Two things have transpired in the last couple of day:

1) I am now think the allergy is grass related versus chicken. We were playing with the dogs on the grass yesterday and after going all AM without scratching (in the house), as soon as we came in from our training and playtime (in the grass). Rocco started scratching again. I have been using a 50/50 mixture of Apple Cider vinegar and water to wipe him down (the spots he's been biting) and also adding it to their water. This seems to help as he hasn't been chewing his front paws for the last few days.
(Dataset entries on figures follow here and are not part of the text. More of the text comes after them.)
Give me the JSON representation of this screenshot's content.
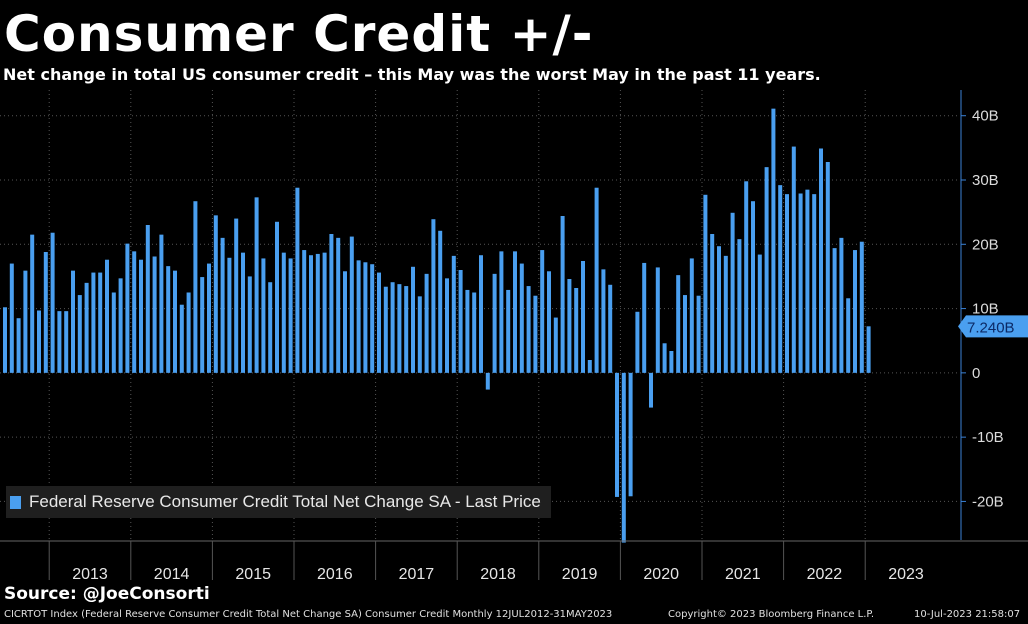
{
  "header": {
    "title": "Consumer Credit +/-",
    "subtitle": "Net change in total US consumer credit – this May was the worst May in the past 11 years."
  },
  "source_label": "Source: @JoeConsorti",
  "footer": {
    "left": "CICRTOT Index (Federal Reserve Consumer Credit Total Net Change SA) Consumer Credit  Monthly 12JUL2012-31MAY2023",
    "middle": "Copyright© 2023 Bloomberg Finance L.P.",
    "right": "10-Jul-2023 21:58:07"
  },
  "colors": {
    "bar": "#4a9ff0",
    "background": "#000000",
    "grid": "#555555",
    "axis": "#3b82d6"
  },
  "chart_data": {
    "type": "bar",
    "legend": "Federal Reserve Consumer Credit Total Net Change SA - Last Price",
    "legend_position": "bottom-left",
    "ylim": [
      -26,
      44
    ],
    "yticks": [
      -20,
      -10,
      0,
      10,
      20,
      30,
      40
    ],
    "ytick_labels": [
      "-20B",
      "-10B",
      "0",
      "10B",
      "20B",
      "30B",
      "40B"
    ],
    "y_unit": "B",
    "last_price_label": "7.240B",
    "grid": true,
    "x_start": "2012-06",
    "x_end": "2023-05",
    "x_labels": [
      "2013",
      "2014",
      "2015",
      "2016",
      "2017",
      "2018",
      "2019",
      "2020",
      "2021",
      "2022",
      "2023"
    ],
    "series": [
      {
        "values": [
          10.2,
          17.0,
          8.5,
          15.9,
          21.5,
          9.7,
          18.8,
          21.8,
          9.6,
          9.6,
          15.9,
          12.1,
          14.0,
          15.6,
          15.6,
          17.6,
          12.5,
          14.7,
          20.1,
          18.9,
          17.6,
          23.0,
          18.1,
          21.5,
          16.6,
          15.9,
          10.6,
          12.5,
          26.7,
          14.9,
          17.0,
          24.5,
          21.0,
          17.9,
          24.0,
          18.7,
          15.0,
          27.3,
          17.8,
          14.1,
          23.5,
          18.7,
          17.8,
          28.8,
          19.1,
          18.3,
          18.5,
          18.7,
          21.6,
          21.0,
          15.8,
          21.2,
          17.5,
          17.2,
          16.9,
          15.6,
          13.4,
          14.1,
          13.8,
          13.5,
          16.5,
          11.9,
          15.4,
          23.9,
          22.1,
          14.7,
          18.2,
          16.0,
          12.9,
          12.5,
          18.3,
          -2.6,
          15.4,
          18.9,
          12.9,
          18.9,
          17.0,
          13.5,
          12.0,
          19.1,
          15.8,
          8.6,
          24.4,
          14.6,
          13.2,
          17.4,
          2.0,
          28.8,
          16.1,
          13.7,
          -19.3,
          -26.4,
          -19.2,
          9.5,
          17.1,
          -5.4,
          16.4,
          4.6,
          3.4,
          15.2,
          12.1,
          17.8,
          12.0,
          27.7,
          21.6,
          19.7,
          18.2,
          24.9,
          20.8,
          29.8,
          26.7,
          18.4,
          32.0,
          41.1,
          29.2,
          27.8,
          35.2,
          27.9,
          28.5,
          27.8,
          34.9,
          32.8,
          19.4,
          21.0,
          11.6,
          19.1,
          20.4,
          7.24
        ]
      }
    ]
  }
}
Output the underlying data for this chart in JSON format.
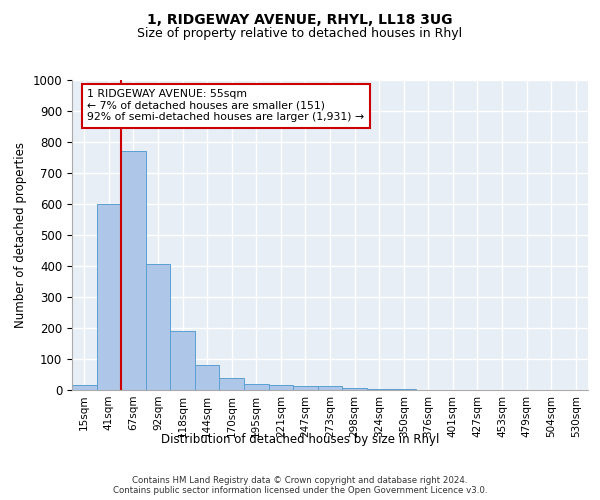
{
  "title1": "1, RIDGEWAY AVENUE, RHYL, LL18 3UG",
  "title2": "Size of property relative to detached houses in Rhyl",
  "xlabel": "Distribution of detached houses by size in Rhyl",
  "ylabel": "Number of detached properties",
  "bar_labels": [
    "15sqm",
    "41sqm",
    "67sqm",
    "92sqm",
    "118sqm",
    "144sqm",
    "170sqm",
    "195sqm",
    "221sqm",
    "247sqm",
    "273sqm",
    "298sqm",
    "324sqm",
    "350sqm",
    "376sqm",
    "401sqm",
    "427sqm",
    "453sqm",
    "479sqm",
    "504sqm",
    "530sqm"
  ],
  "bar_values": [
    15,
    600,
    770,
    405,
    190,
    80,
    40,
    18,
    15,
    12,
    12,
    8,
    3,
    2,
    1,
    1,
    0,
    0,
    0,
    0,
    0
  ],
  "bar_color": "#aec6e8",
  "bar_edge_color": "#5a9fd4",
  "vline_color": "#cc0000",
  "annotation_text": "1 RIDGEWAY AVENUE: 55sqm\n← 7% of detached houses are smaller (151)\n92% of semi-detached houses are larger (1,931) →",
  "annotation_box_color": "#ffffff",
  "annotation_box_edge": "#cc0000",
  "ylim": [
    0,
    1000
  ],
  "yticks": [
    0,
    100,
    200,
    300,
    400,
    500,
    600,
    700,
    800,
    900,
    1000
  ],
  "footer": "Contains HM Land Registry data © Crown copyright and database right 2024.\nContains public sector information licensed under the Open Government Licence v3.0.",
  "bg_color": "#e8eef5",
  "grid_color": "#ffffff"
}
2) The other thing I figured out (kicking myself in the rear), is that I was putting the raw food back in the refrigerator after they were done eating. After reading about how you should discard all uneaten food, I think this is why they both had the "squirts" for 3 days. I should have just weighed out the Bravo instead of just putting out a big hunk in both bowls. Both of their systems are back to normal and they have been off the raw for 2 days. I play on slowly transitioning them back to raw over the next week or so. I have been mixing canned duck with their kibble along with some cooked burger/rice. They definitely like the raw better!

Mike


----------



## Gretchen (Jan 20, 2011)

If you can afford it, you can get a blood test from the Vet to rule out environmental allergies. However, I think your dogs need to be older to get accurate results. Our dog had an itchy stage, the same as yours. We thought she was allergic to chicken too (although not able to confirm it).

We had success with prepared raw from Nature's Variety. We also went to non-chicken based puppy food, Solid Gold Wolf Cub. Now that our dog is 2years old, she seems to tolerate chicken well. She has RC German Shepherd food, Honest Kitchen dehydrated food and we cook her fresh, organic meals too.

Looking back I sometimes think her itching may have been due to another food additive or grain. Or maybe her body just needed a rest/break from chicken, who knows! Hopefully, your dogs will grow out of this stage and their food intolerance. BTW, our old dog had environmental allergies - dust, mold, sage and something else. Once she got past 2 years old, she seemed to grow out of those.


----------



## Mcap (Mar 31, 2012)

Thanks for your help.

Mike


----------



## cci058 (Nov 18, 2011)

Hi there. If went round and round with food issues for two years. Maverick couldn't tolerate chicken or any other poultry. No peanut butter, no cheese, no egg.... the list seemed to be endless. We spent hundreds of $$ at the vet and even more on different foods. Jan 1 of this year, we went 100% raw. She did an amazing 180 turn. While her diet is limited, she is doing great. Ironically, she tolerates the raw chicken just fine. We feed Bravo Balanced, the beef and the chicken. Rabbit is a treat once or twice per week. The first thought I had when I read your post was you should go 100% raw and cut out the other kibble. I know others think that is just fine, but I'm wondering if the combo is causing a concern. The digestion rates are so different and may their bellies are just too sensitive? Just a thought. Do you use any probiotics? I measure out 2 lbs per day. If I overfeed, she gets the squirts too. Too much organ meat can cause that as well. Good luck!


----------



## Mcap (Mar 31, 2012)

Right now I have them on Fromm Gold LB Puppy and Merrick canned. Their systems seem to have stabilized and the "squirts" are gone. I went to the breeder this AM for training with one of the pups. All of her dogs look beautiful and she recommended feeding a high end kibble with canned for a couple of months to see how they do. There coats have a brown shade to them and should be jet black. They are long coats and they are shedding their puppy "fuzz". I've put these pups through a lot in the last three weeks so it's back to conventional food for awhile. We'll see how they do.

Mike


----------